September 15, 2008|By MELISSA HARRIS
Paul S. Houpe, a retired construction engineer known in his Brooklyn Park neighborhood as "the fix-it man," died of natural causes Friday at Greater Baltimore Medical Center. He was 90.
From age 34 to 89, Mr. Houpe lived in the Brooklyn Park home he built. His family wrote that he was known as a man "who could build or repair almost anything."
For 67 years, he was a member of the Brooklyn United Methodist Church, where he served on the board of trustees. Mr. Houpe was a member of Masonic Corinthian Lodge No. 93 for 53 years.
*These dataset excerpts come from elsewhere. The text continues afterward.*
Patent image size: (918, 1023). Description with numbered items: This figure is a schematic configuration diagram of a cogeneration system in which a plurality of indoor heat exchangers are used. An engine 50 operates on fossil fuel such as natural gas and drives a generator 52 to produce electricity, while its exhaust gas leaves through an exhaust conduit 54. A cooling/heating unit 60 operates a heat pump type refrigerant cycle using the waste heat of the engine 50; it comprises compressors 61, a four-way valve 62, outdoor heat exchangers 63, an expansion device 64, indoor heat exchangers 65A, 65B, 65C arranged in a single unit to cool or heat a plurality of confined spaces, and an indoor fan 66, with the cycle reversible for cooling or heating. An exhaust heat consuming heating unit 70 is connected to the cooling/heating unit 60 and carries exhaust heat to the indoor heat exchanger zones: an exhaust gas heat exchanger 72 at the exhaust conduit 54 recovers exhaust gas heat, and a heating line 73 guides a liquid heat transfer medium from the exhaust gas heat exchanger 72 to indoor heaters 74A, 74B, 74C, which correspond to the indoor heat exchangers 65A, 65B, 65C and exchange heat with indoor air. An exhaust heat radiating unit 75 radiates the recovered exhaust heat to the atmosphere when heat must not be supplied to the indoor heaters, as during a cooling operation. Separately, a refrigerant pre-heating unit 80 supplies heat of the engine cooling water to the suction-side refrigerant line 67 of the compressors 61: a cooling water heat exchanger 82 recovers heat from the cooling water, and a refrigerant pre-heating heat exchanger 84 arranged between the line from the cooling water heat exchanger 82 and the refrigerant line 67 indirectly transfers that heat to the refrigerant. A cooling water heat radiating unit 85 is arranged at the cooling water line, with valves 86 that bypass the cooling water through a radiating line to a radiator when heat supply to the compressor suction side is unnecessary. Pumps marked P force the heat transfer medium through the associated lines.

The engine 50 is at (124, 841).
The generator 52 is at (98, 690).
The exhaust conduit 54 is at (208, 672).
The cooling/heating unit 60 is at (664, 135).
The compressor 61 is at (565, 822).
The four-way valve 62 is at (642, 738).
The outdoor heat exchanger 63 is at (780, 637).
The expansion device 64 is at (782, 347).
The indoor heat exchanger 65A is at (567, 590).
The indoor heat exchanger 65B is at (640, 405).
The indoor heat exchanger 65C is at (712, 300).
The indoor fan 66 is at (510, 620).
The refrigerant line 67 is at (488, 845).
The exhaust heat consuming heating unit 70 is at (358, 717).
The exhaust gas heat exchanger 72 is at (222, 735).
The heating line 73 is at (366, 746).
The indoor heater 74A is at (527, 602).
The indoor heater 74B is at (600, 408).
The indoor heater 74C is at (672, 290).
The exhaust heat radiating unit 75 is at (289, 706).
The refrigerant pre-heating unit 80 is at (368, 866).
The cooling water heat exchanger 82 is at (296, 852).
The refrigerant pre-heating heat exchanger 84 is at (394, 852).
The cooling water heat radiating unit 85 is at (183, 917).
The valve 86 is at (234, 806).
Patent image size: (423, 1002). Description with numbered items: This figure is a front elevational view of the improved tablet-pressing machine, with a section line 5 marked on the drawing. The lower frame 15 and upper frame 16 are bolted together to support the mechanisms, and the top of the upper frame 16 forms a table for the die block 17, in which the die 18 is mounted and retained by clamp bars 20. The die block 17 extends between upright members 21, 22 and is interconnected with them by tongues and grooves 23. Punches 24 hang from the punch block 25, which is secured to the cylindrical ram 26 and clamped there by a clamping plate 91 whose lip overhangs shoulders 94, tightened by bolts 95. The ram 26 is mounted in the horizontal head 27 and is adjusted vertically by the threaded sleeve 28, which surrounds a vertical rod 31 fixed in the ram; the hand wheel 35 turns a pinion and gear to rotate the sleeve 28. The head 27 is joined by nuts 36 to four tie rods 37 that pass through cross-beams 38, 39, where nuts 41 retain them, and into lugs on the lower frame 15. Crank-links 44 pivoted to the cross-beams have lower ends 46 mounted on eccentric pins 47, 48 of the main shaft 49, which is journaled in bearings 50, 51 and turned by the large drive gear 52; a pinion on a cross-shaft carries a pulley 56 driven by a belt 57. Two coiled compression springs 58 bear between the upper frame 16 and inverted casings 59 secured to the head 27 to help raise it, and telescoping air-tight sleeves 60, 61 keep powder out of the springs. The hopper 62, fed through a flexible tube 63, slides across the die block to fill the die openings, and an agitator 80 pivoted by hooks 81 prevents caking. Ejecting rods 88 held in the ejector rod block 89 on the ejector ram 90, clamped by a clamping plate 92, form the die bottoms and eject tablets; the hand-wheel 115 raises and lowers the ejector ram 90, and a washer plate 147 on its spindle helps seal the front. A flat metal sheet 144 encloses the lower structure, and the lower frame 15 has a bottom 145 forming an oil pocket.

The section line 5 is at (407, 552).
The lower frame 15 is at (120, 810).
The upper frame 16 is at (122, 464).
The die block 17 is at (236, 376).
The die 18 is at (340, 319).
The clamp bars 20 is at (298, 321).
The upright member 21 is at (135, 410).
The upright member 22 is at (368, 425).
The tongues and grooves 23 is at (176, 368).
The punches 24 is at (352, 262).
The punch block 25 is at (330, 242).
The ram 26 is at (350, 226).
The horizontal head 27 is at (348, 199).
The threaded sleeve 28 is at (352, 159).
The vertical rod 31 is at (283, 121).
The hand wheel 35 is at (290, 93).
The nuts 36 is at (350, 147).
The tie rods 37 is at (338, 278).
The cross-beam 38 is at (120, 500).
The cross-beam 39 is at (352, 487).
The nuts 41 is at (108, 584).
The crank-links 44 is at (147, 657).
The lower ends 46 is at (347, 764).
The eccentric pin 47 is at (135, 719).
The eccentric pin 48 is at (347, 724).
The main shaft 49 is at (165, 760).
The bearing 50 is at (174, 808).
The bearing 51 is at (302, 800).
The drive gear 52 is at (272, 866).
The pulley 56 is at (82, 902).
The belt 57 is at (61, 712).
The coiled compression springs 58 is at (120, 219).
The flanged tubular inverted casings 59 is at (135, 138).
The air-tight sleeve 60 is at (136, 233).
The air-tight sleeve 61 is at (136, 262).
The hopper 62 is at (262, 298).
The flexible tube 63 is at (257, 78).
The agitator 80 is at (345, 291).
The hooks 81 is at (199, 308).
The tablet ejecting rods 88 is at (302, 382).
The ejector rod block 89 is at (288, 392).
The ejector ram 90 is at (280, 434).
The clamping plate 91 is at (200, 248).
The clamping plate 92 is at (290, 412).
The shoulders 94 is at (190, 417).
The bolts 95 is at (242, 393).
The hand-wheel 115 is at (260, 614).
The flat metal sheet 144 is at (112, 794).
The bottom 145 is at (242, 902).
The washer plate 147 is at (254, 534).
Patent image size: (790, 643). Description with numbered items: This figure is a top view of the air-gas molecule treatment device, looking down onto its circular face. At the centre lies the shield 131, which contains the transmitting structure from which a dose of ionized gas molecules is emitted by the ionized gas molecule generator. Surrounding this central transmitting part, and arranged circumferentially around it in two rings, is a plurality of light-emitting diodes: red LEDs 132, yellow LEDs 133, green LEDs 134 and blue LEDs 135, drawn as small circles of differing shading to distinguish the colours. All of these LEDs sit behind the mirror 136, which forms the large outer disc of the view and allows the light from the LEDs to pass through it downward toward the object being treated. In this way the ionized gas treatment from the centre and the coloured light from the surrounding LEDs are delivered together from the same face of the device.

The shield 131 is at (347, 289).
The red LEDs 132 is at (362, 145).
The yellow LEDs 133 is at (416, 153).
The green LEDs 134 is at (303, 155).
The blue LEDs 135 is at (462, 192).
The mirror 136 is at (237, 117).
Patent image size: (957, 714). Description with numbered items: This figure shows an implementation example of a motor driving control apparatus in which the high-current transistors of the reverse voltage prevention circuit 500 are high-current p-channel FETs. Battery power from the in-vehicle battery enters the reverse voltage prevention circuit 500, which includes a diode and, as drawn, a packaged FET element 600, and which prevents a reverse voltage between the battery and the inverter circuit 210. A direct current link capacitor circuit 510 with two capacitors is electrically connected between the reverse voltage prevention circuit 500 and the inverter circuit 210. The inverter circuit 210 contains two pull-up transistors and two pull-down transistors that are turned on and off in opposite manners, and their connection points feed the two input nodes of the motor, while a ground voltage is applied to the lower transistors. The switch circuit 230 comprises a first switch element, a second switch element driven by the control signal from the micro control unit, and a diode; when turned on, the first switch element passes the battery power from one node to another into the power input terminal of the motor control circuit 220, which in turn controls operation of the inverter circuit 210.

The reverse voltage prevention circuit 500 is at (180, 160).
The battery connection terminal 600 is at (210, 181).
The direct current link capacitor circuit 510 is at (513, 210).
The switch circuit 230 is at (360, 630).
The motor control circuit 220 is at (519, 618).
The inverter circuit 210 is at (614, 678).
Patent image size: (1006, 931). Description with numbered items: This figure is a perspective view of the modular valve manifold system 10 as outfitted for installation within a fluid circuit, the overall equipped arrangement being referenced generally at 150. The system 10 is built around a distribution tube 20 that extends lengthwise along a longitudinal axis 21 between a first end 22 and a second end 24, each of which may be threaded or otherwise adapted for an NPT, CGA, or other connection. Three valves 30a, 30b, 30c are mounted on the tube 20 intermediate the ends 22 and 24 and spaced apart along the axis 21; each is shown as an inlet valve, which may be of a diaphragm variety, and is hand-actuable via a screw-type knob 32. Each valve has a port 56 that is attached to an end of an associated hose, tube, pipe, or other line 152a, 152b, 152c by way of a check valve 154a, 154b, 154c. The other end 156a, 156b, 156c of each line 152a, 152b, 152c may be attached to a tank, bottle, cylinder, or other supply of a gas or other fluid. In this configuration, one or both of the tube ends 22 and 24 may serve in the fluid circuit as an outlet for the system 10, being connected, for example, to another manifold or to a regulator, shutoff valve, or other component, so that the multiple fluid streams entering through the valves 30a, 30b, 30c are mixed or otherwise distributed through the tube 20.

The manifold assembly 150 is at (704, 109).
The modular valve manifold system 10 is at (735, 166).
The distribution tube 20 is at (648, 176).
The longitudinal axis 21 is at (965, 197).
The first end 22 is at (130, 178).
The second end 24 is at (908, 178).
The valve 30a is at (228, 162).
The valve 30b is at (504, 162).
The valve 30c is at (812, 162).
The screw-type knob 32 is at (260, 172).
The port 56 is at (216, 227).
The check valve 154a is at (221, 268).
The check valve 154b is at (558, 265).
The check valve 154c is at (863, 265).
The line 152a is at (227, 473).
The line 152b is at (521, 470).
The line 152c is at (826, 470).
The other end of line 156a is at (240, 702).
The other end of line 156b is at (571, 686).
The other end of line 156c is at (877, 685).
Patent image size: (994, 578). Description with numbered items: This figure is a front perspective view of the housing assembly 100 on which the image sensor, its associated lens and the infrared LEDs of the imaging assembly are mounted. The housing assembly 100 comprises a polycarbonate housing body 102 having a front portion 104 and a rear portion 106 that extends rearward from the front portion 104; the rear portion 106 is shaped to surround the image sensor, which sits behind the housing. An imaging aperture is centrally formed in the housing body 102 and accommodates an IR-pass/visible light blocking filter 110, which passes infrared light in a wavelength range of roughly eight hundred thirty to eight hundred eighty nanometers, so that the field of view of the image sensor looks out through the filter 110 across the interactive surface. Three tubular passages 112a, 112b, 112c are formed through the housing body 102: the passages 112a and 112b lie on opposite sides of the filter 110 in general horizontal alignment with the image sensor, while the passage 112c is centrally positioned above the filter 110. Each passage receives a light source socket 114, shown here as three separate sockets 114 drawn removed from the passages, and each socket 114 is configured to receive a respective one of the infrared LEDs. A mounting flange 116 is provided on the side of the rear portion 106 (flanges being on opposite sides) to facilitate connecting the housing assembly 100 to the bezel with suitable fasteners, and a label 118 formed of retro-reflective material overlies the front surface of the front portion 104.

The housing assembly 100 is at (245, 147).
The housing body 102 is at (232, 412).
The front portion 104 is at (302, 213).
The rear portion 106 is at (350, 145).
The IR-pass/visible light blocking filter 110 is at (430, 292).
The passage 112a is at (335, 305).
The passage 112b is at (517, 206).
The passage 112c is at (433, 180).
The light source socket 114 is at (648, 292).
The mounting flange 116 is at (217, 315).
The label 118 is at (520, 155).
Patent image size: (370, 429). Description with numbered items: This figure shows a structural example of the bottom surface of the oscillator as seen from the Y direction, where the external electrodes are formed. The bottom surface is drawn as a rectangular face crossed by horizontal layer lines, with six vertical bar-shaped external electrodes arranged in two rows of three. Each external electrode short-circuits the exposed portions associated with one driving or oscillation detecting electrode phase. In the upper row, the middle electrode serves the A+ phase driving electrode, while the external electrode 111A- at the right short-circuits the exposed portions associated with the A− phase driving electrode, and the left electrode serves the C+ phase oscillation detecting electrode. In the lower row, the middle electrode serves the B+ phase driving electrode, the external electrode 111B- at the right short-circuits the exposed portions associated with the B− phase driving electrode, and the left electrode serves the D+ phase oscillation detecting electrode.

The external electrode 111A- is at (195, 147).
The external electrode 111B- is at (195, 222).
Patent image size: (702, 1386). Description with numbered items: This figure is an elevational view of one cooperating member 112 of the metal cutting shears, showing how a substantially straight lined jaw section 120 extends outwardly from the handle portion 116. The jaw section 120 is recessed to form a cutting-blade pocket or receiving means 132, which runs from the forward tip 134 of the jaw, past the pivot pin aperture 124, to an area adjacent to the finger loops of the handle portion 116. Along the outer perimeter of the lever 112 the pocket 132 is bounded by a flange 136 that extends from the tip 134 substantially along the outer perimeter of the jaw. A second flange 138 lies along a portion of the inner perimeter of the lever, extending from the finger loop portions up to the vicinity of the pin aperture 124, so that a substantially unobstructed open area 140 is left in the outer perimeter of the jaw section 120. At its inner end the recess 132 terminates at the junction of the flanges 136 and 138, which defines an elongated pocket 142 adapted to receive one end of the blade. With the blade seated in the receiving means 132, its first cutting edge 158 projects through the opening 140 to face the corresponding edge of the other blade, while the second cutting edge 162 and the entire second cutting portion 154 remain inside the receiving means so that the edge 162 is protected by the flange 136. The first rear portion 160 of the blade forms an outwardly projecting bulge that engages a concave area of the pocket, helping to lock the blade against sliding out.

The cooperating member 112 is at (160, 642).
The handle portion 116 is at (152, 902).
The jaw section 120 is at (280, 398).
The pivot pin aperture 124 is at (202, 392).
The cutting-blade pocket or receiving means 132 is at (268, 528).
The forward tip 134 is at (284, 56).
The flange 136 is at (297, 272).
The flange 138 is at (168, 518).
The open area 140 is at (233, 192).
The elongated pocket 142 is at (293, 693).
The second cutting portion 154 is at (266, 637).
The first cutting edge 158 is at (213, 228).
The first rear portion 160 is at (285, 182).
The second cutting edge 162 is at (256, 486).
From 1944 to 1946, early in his 62-year marriage to the former Mildred L. Skaggs, he served as a corporal in the Army Air Forces.
The couple met on a blind date. Born in North Carolina and educated in West Virginia, Mr. Houpe moved to Maryland to work in the shipyards at the port of Baltimore, said daughter Joyce Houpe of Linthicum.
As a construction engineer, he was in charge of the construction of many schools and other buildings, his family said.
A funeral service will be held at 11 a.m. tomorrow at the McCully Polyniak Funeral Home, 237 E. Patapsco Ave., Brooklyn.
Also surviving are another daughter, Janice Jeffords of Vermont; and grandsons and great-granddaughters.